Un autre profite de ces connaissances pour créer des produits utiles. C’est l’agriculteur, le manufacturier ou le commerçant ; ou, pour les désigner par une dénomination commune à tous les trois, c’est l’entrepreneur d’industrie, celui qui entreprend de créer pour son compte, à son profit et à ses risques, un produit quelconque[1].

Un autre enfin travaille suivant les directions données par les deux premiers. C’est l’ouvrier.

Qu’on examine successivement tous les produits : on verra qu’ils n’ont pu exister qu’à la suite de ces trois opérations.

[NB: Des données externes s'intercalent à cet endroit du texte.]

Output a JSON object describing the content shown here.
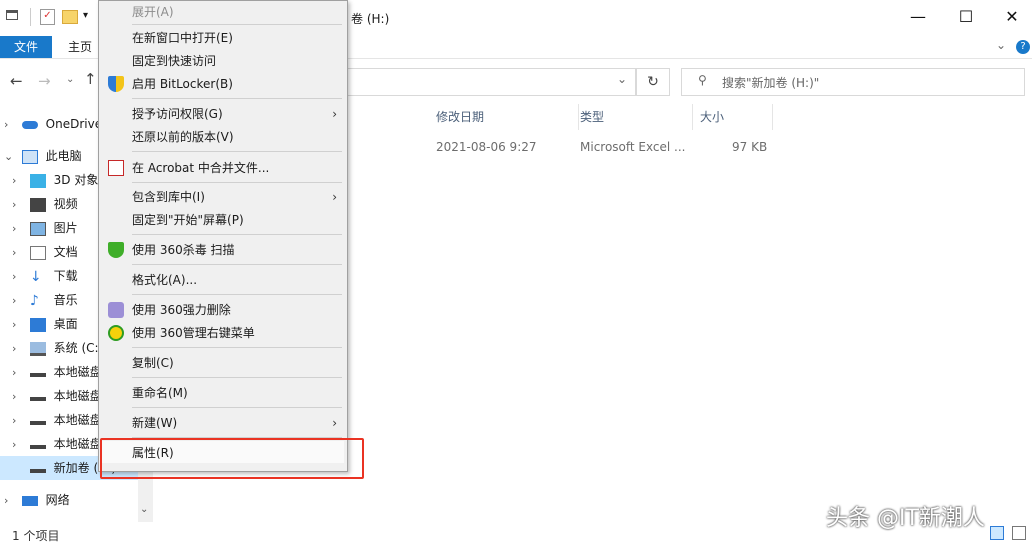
{
  "ribbon": {
    "file_tab": "文件",
    "home_tab": "主页"
  },
  "title": {
    "text": "卷 (H:)"
  },
  "window_buttons": {
    "minimize": "—",
    "maximize": "☐",
    "close": "✕"
  },
  "search": {
    "placeholder": "搜索\"新加卷 (H:)\""
  },
  "nav": {
    "items": [
      {
        "label": "OneDrive",
        "icon": "onedrive-icon"
      },
      {
        "label": "此电脑",
        "icon": "computer-icon"
      },
      {
        "label": "3D 对象",
        "icon": "3d-objects-icon"
      },
      {
        "label": "视频",
        "icon": "video-icon"
      },
      {
        "label": "图片",
        "icon": "pictures-icon"
      },
      {
        "label": "文档",
        "icon": "documents-icon"
      },
      {
        "label": "下载",
        "icon": "download-icon"
      },
      {
        "label": "音乐",
        "icon": "music-icon"
      },
      {
        "label": "桌面",
        "icon": "desktop-icon"
      },
      {
        "label": "系统 (C:)",
        "icon": "system-drive-icon"
      },
      {
        "label": "本地磁盘",
        "icon": "drive-icon"
      },
      {
        "label": "本地磁盘",
        "icon": "drive-icon"
      },
      {
        "label": "本地磁盘",
        "icon": "drive-icon"
      },
      {
        "label": "本地磁盘",
        "icon": "drive-icon"
      },
      {
        "label": "新加卷 (H:)",
        "icon": "drive-icon"
      },
      {
        "label": "网络",
        "icon": "network-icon"
      }
    ]
  },
  "columns": {
    "modified": "修改日期",
    "type": "类型",
    "size": "大小"
  },
  "file_row": {
    "modified": "2021-08-06 9:27",
    "type": "Microsoft Excel ...",
    "size": "97 KB"
  },
  "context_menu": {
    "items": [
      {
        "label": "展开(A)",
        "disabled": true
      },
      {
        "label": "在新窗口中打开(E)"
      },
      {
        "label": "固定到快速访问"
      },
      {
        "label": "启用 BitLocker(B)",
        "icon": "shield-icon"
      },
      {
        "label": "授予访问权限(G)",
        "submenu": true
      },
      {
        "label": "还原以前的版本(V)"
      },
      {
        "label": "在 Acrobat 中合并文件...",
        "icon": "acrobat-icon"
      },
      {
        "label": "包含到库中(I)",
        "submenu": true
      },
      {
        "label": "固定到\"开始\"屏幕(P)"
      },
      {
        "label": "使用 360杀毒 扫描",
        "icon": "360-antivirus-icon"
      },
      {
        "label": "格式化(A)..."
      },
      {
        "label": "使用 360强力删除",
        "icon": "360-delete-icon"
      },
      {
        "label": "使用 360管理右键菜单",
        "icon": "360-manage-icon"
      },
      {
        "label": "复制(C)"
      },
      {
        "label": "重命名(M)"
      },
      {
        "label": "新建(W)",
        "submenu": true
      },
      {
        "label": "属性(R)"
      }
    ]
  },
  "status": {
    "count": "1 个项目"
  },
  "watermark": {
    "text": "头条 @IT新潮人"
  },
  "colors": {
    "accent": "#1979ca",
    "highlight_box": "#ea3323",
    "menu_bg": "#f0f0f0"
  }
}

S’agit-il d’un sac de blé ou d’un tonneau de vin ? Il a fallu que le naturaliste ou l’agronome connussent la marche que suit la nature dans la production du grain ou du raisin, le temps et le terrain favorables pour semer ou pour planter, et quels sont les soins qu’il faut prendre pour que ces plantes viennent à maturité. Le fermier ou le propriétaire ont appliqué ces connaissances à leur position particulière, ont rassemblé les moyens d’en faire éclore un produit utile, ont écarté les obstacles qui pouvaient s’y opposer. Enfin, le manouvrier a remué la terre, l’a ensemencée, a lié et taillé la vigne. Ces trois genres d’opérations étaient nécessaires pour que le blé ou le vin fussent entièrement produits.

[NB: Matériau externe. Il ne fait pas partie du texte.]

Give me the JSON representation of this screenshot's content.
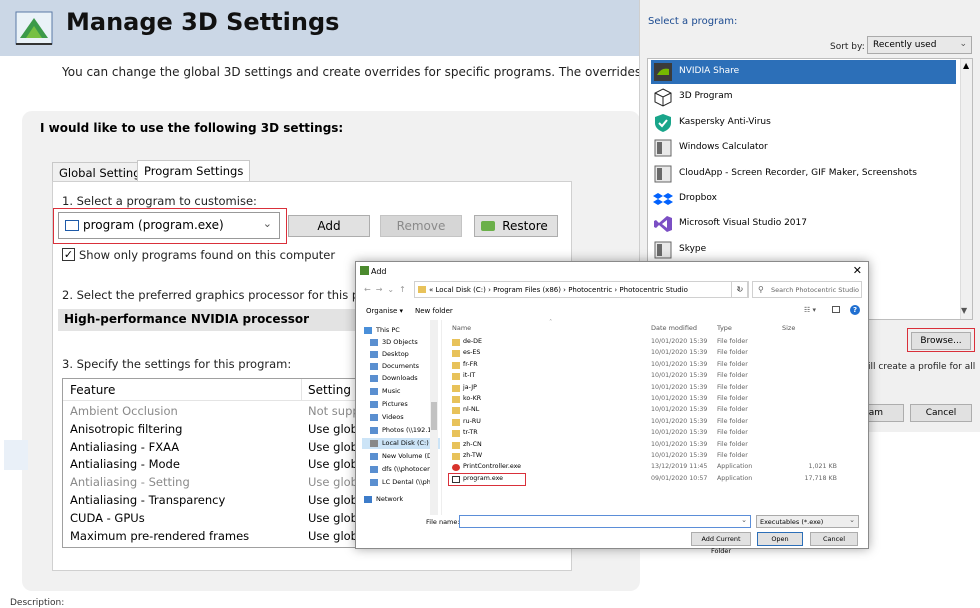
{
  "header": {
    "title": "Manage 3D Settings"
  },
  "intro": "You can change the global 3D settings and create overrides for specific programs. The overrides will be usec",
  "settings_heading": "I would like to use the following 3D settings:",
  "tabs": [
    {
      "label": "Global Settings"
    },
    {
      "label": "Program Settings"
    }
  ],
  "step1": {
    "label": "1. Select a program to customise:",
    "selected_program": "program (program.exe)",
    "add": "Add",
    "remove": "Remove",
    "restore": "Restore",
    "show_only": "Show only programs found on this computer",
    "show_only_checked": true
  },
  "step2": {
    "label": "2. Select the preferred graphics processor for this progra",
    "value": "High-performance NVIDIA processor"
  },
  "step3": {
    "label": "3. Specify the settings for this program:",
    "columns": [
      "Feature",
      "Setting"
    ],
    "rows": [
      {
        "feature": "Ambient Occlusion",
        "setting": "Not suppo",
        "dim": true
      },
      {
        "feature": "Anisotropic filtering",
        "setting": "Use globa",
        "dim": false
      },
      {
        "feature": "Antialiasing - FXAA",
        "setting": "Use globa",
        "dim": false
      },
      {
        "feature": "Antialiasing - Mode",
        "setting": "Use globa",
        "dim": false
      },
      {
        "feature": "Antialiasing - Setting",
        "setting": "Use globa",
        "dim": true
      },
      {
        "feature": "Antialiasing - Transparency",
        "setting": "Use globa",
        "dim": false
      },
      {
        "feature": "CUDA - GPUs",
        "setting": "Use globa",
        "dim": false
      },
      {
        "feature": "Maximum pre-rendered frames",
        "setting": "Use globa",
        "dim": false
      }
    ]
  },
  "description_label": "Description:",
  "program_window": {
    "heading": "Select a program:",
    "sort_by_label": "Sort by:",
    "sort_by_value": "Recently used",
    "programs": [
      {
        "name": "NVIDIA Share",
        "icon": "nvidia-icon",
        "selected": true
      },
      {
        "name": "3D Program",
        "icon": "cube-icon",
        "selected": false
      },
      {
        "name": "Kaspersky Anti-Virus",
        "icon": "shield-icon",
        "selected": false
      },
      {
        "name": "Windows Calculator",
        "icon": "app-icon",
        "selected": false
      },
      {
        "name": "CloudApp - Screen Recorder, GIF Maker, Screenshots",
        "icon": "app-icon",
        "selected": false
      },
      {
        "name": "Dropbox",
        "icon": "dropbox-icon",
        "selected": false
      },
      {
        "name": "Microsoft Visual Studio 2017",
        "icon": "visual-studio-icon",
        "selected": false
      },
      {
        "name": "Skype",
        "icon": "app-icon",
        "selected": false
      }
    ],
    "browse": "Browse...",
    "profile_note": "ill create a profile for all",
    "add_program": "ram",
    "cancel": "Cancel"
  },
  "add_dialog": {
    "title": "Add",
    "path": "« Local Disk (C:) › Program Files (x86) › Photocentric › Photocentric Studio",
    "search_placeholder": "Search Photocentric Studio",
    "organise": "Organise ▾",
    "new_folder": "New folder",
    "tree": [
      {
        "name": "This PC",
        "selected": false
      },
      {
        "name": "3D Objects",
        "selected": false
      },
      {
        "name": "Desktop",
        "selected": false
      },
      {
        "name": "Documents",
        "selected": false
      },
      {
        "name": "Downloads",
        "selected": false
      },
      {
        "name": "Music",
        "selected": false
      },
      {
        "name": "Pictures",
        "selected": false
      },
      {
        "name": "Videos",
        "selected": false
      },
      {
        "name": "Photos (\\\\192.16",
        "selected": false
      },
      {
        "name": "Local Disk (C:)",
        "selected": true
      },
      {
        "name": "New Volume (D:",
        "selected": false
      },
      {
        "name": "dfs (\\\\photocent",
        "selected": false
      },
      {
        "name": "LC Dental (\\\\phc",
        "selected": false
      },
      {
        "name": "Network",
        "selected": false
      }
    ],
    "columns": [
      "Name",
      "Date modified",
      "Type",
      "Size"
    ],
    "files": [
      {
        "name": "de-DE",
        "date": "10/01/2020 15:39",
        "type": "File folder",
        "size": ""
      },
      {
        "name": "es-ES",
        "date": "10/01/2020 15:39",
        "type": "File folder",
        "size": ""
      },
      {
        "name": "fr-FR",
        "date": "10/01/2020 15:39",
        "type": "File folder",
        "size": ""
      },
      {
        "name": "it-IT",
        "date": "10/01/2020 15:39",
        "type": "File folder",
        "size": ""
      },
      {
        "name": "ja-JP",
        "date": "10/01/2020 15:39",
        "type": "File folder",
        "size": ""
      },
      {
        "name": "ko-KR",
        "date": "10/01/2020 15:39",
        "type": "File folder",
        "size": ""
      },
      {
        "name": "nl-NL",
        "date": "10/01/2020 15:39",
        "type": "File folder",
        "size": ""
      },
      {
        "name": "ru-RU",
        "date": "10/01/2020 15:39",
        "type": "File folder",
        "size": ""
      },
      {
        "name": "tr-TR",
        "date": "10/01/2020 15:39",
        "type": "File folder",
        "size": ""
      },
      {
        "name": "zh-CN",
        "date": "10/01/2020 15:39",
        "type": "File folder",
        "size": ""
      },
      {
        "name": "zh-TW",
        "date": "10/01/2020 15:39",
        "type": "File folder",
        "size": ""
      },
      {
        "name": "PrintController.exe",
        "date": "13/12/2019 11:45",
        "type": "Application",
        "size": "1,021 KB"
      },
      {
        "name": "program.exe",
        "date": "09/01/2020 10:57",
        "type": "Application",
        "size": "17,718 KB"
      }
    ],
    "file_name_label": "File name:",
    "file_name_value": "",
    "file_type": "Executables (*.exe)",
    "add_current_folder": "Add Current Folder",
    "open": "Open",
    "cancel": "Cancel"
  }
}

Veut-on un exemple fourni par le commerce extérieur ? Prenons l’indigo. La science du géographe, celle du voyageur, celle de l’astronome, nous font connaître le pays où il se trouve, et nous montrent les moyens de traverser les mers. Le commerçant arme des bâtimens, et envoie chercher la marchandise. Le matelot, le voiturier, travaillent mécaniquement à cette production.

Que si l’on considère l’indigo seulement comme une des matières premières d’un autre produit, d’un drap bleu, on s’aperçoit que le chimiste fait connaître la nature de cette substance, la manière de la dissoudre, les mordans qui la font prendre sur la laine. Le manufacturier rassemble les moyens d’opérer cette teinture ; et l’ouvrier suit ses ordres.

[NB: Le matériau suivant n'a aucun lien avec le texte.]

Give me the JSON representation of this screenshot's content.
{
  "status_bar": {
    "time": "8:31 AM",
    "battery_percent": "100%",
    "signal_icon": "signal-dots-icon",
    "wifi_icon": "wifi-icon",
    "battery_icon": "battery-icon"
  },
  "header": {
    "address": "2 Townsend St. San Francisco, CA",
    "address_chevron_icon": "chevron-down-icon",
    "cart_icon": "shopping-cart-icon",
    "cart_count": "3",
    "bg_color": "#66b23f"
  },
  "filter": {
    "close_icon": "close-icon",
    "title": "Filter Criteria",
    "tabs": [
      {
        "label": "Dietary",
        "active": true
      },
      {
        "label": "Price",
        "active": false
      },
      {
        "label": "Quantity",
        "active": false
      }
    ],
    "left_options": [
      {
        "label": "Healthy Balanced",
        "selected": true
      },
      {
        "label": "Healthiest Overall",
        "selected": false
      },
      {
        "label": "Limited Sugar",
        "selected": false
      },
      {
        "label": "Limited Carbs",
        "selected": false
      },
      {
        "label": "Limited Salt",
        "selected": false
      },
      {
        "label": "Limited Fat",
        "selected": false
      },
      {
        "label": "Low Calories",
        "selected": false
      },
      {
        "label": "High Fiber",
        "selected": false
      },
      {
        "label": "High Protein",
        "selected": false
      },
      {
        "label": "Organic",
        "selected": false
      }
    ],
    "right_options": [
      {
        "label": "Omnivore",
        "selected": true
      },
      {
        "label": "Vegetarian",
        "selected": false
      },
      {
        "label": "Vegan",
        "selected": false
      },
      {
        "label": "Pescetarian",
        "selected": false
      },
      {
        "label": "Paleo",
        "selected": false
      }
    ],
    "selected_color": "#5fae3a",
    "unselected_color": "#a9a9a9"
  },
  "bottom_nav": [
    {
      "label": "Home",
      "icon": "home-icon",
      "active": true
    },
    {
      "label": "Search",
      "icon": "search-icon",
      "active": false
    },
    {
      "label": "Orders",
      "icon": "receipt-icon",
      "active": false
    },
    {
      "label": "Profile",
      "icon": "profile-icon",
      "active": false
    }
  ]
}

  1. Les Anglais n’ont point de mot pour rendre celui d’entrepreneur d’industrie ; ce qui les a peut-être empêchés de distinguer dans les opérations industrielles, le service que rend le capital, du service que rend, par sa capacité et son talent, celui qui emploie le capital ; d’où résulte, comme on le verra plus tard, de l’obscurité dans les démonstrations où ils cherchent à remonter à la source des profits.

    La langue italienne, beaucoup plus riche à cet égard que la leur, a quatre mots pour désigner ce que nous entendons par un entrepreneur d’industrie : imprenditore, impresario, intraprenditore, intraprensore.